Tygrysek - przyjacielem
Janosch napisał ponad 300 książek, ukazały się w 40 językach. Już dawno jego słynne postaci - Tygrysek, Miś i Kaczka - opuściły strony książek. Zaistniały jako maskotki, obrazki, gadżety. W Parku Filmowym Babelsberg w Poczdamie istnieje "Panama". To tutaj powstały filmy z bohaterami Janoscha.

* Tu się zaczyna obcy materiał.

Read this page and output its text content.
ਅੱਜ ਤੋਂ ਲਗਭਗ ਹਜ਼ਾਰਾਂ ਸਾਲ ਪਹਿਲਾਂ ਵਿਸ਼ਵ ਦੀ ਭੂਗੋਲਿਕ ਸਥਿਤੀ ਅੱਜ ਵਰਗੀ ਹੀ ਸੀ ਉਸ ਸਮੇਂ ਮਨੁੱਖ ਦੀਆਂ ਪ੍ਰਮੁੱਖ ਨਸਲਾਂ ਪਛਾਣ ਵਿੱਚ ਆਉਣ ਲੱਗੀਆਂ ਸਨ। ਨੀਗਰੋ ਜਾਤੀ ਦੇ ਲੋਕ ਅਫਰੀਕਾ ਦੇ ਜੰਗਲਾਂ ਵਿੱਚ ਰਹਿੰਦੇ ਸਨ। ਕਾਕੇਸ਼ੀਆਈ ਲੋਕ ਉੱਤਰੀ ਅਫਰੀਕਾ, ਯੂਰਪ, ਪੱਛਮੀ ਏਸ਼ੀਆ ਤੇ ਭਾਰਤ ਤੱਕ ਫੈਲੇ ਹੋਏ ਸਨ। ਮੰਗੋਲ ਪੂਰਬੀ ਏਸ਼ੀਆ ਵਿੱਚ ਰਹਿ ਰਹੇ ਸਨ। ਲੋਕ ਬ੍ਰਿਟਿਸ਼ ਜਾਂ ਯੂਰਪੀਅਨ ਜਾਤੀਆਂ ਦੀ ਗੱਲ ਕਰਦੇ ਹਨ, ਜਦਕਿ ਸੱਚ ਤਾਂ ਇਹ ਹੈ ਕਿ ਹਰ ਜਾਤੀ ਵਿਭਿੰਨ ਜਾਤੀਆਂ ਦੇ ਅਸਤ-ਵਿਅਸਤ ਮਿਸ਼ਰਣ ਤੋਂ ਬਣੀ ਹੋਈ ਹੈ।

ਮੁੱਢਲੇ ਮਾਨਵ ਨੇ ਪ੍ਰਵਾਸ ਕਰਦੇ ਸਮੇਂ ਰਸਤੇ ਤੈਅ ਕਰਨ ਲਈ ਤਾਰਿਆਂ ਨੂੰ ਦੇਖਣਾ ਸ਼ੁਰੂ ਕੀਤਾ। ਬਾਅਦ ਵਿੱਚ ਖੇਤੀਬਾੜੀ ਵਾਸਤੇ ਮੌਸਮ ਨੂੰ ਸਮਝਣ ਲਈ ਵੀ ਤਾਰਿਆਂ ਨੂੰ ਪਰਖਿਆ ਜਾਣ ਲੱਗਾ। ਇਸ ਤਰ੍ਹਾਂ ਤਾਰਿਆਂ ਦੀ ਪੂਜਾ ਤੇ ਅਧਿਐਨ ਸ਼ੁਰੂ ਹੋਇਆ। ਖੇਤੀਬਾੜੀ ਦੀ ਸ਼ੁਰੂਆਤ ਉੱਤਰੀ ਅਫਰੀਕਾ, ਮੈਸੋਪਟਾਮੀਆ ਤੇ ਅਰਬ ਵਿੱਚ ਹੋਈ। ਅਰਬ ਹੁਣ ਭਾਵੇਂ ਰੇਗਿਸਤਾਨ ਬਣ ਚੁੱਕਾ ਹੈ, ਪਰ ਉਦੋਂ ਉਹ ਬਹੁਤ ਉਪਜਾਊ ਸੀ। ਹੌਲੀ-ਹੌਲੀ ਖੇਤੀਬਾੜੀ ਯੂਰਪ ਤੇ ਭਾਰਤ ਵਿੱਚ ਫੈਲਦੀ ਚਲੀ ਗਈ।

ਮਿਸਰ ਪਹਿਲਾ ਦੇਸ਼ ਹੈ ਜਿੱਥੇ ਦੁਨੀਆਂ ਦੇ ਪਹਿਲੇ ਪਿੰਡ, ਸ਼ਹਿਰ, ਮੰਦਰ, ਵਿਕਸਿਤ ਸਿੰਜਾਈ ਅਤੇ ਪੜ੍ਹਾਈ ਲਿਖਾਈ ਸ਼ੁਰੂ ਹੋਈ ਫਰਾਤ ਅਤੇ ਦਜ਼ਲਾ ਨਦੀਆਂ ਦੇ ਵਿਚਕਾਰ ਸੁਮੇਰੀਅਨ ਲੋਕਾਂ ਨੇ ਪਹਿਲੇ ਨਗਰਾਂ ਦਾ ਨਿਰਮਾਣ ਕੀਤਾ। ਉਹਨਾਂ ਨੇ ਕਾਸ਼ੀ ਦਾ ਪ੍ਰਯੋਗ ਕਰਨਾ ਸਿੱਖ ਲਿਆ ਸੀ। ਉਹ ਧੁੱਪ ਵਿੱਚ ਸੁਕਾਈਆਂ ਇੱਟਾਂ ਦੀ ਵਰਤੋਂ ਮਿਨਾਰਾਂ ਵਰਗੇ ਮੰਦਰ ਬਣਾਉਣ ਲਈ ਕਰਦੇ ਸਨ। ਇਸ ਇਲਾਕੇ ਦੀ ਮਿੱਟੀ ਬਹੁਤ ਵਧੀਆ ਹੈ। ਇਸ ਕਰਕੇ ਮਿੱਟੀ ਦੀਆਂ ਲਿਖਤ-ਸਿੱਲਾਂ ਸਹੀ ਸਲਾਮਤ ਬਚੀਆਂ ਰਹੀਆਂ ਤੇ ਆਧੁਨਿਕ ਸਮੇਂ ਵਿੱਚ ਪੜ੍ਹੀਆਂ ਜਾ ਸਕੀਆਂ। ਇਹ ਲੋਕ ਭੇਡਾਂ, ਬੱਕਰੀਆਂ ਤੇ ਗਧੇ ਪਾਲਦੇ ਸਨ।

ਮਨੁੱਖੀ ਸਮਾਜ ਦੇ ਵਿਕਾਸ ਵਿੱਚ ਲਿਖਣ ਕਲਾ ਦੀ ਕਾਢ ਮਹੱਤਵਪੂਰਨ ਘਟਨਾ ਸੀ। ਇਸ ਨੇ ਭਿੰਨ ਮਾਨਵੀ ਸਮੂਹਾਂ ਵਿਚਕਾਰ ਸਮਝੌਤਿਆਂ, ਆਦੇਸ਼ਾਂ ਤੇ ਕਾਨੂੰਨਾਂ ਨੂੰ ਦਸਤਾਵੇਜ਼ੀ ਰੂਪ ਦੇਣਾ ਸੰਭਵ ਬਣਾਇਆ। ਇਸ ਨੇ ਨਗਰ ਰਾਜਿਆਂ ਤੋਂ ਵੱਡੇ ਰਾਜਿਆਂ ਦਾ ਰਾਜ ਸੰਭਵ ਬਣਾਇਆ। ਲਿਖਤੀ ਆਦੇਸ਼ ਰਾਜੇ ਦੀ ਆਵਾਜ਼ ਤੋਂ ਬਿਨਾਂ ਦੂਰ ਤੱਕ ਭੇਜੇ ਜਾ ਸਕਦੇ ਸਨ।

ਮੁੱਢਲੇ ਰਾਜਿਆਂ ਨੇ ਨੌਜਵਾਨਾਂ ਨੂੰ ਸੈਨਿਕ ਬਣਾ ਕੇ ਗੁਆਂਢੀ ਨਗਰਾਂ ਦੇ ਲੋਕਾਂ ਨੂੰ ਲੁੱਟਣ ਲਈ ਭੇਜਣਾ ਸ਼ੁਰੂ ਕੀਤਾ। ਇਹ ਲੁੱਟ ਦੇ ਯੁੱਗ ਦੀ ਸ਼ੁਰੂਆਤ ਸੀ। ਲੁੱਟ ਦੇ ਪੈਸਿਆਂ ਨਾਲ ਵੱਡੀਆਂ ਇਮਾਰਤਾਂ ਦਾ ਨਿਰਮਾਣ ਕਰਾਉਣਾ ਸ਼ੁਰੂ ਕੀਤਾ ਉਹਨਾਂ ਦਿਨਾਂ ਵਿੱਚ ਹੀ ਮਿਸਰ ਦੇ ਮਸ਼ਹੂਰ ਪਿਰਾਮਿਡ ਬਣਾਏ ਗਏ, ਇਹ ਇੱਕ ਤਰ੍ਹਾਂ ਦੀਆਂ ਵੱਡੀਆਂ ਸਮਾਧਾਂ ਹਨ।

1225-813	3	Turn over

Tigrysek i Miś na ekranach
Kiedy ma się przyjaciela, który zna się na grzybach, nie trzeba się niczego bać - twierdzi Miś w "Ach, jak cudowna jest Panama". Jego przyjaciel Tygrysek właśnie na tym się zna. Słynna historia o parze przyjaciół, którzy wyruszają w świat w poszukiwaniu raju, została wielokrotnie sfilmowana. Ta scena pochodzi z filmu, który trafił do kin w 2006 roku.
Przyjaźn i proste życie
Janosch zasłynął w latach 70. ubiegłego stulecia po ukazaniu się "Ach, jak cudowna jest Panama". Tygrysek i Miś znajdują ostatecznie raj we własnym domu. Para przyjaciół to bohaterowie wielu historii Janoscha. Ich tematem jest wielka przyjaźń i radość z prostych rzeczy w życiu.
Trudne relacje z ojcem
Janosch ilustruje nie tylko książki. Jako artysta wystawia swoje dzieła, tak jak tutaj - w Muzeum Ludwiga w Koblencji. Obraz nosi tytuł "Mój ojciec siłą myśli wabi niebieskiego ptaka w pułapkę". To wspomnienie nieszczęśliwego dzieciństwa, bo ojciec Janoscha nie tylko łapał ptaki, ale i regularnie zamroczony alkoholem bił syna.
Janosch i kobiety
Janosch trzyma obraz "Moja żona z loczkami". Pytano go, dlaczego zawsze tak okropnie maluje kobiety. Odpowiedział, że może dlatego, iż za nimi nie przepada. Tylko za swoją żoną Ines. Ona jest inteligentna. Nie tylko ojciec Janoscha sporządzał mu lanie. Biły także matka i babcia. Dochód ze sprzedaży obrazu trafił na konto organizacji charytatywnej dla dzieci.
Janosch i Günter Grass
W 2010 roku Janosch wystawił swoje obrazy także w domu Güntera Grassa w Lubece, chociaż nie cenił pisarza za jego życia. Książki dla dorosłych czytelników nie przyniosły Janoschowi wielkiego sukcesu. Z okazji 85. urodzin pisarza ukazały się jego najlepsze wiersze, opowiadania i ilustracje pod tytułem "Może wszystko, co mówię, jest bzdurą".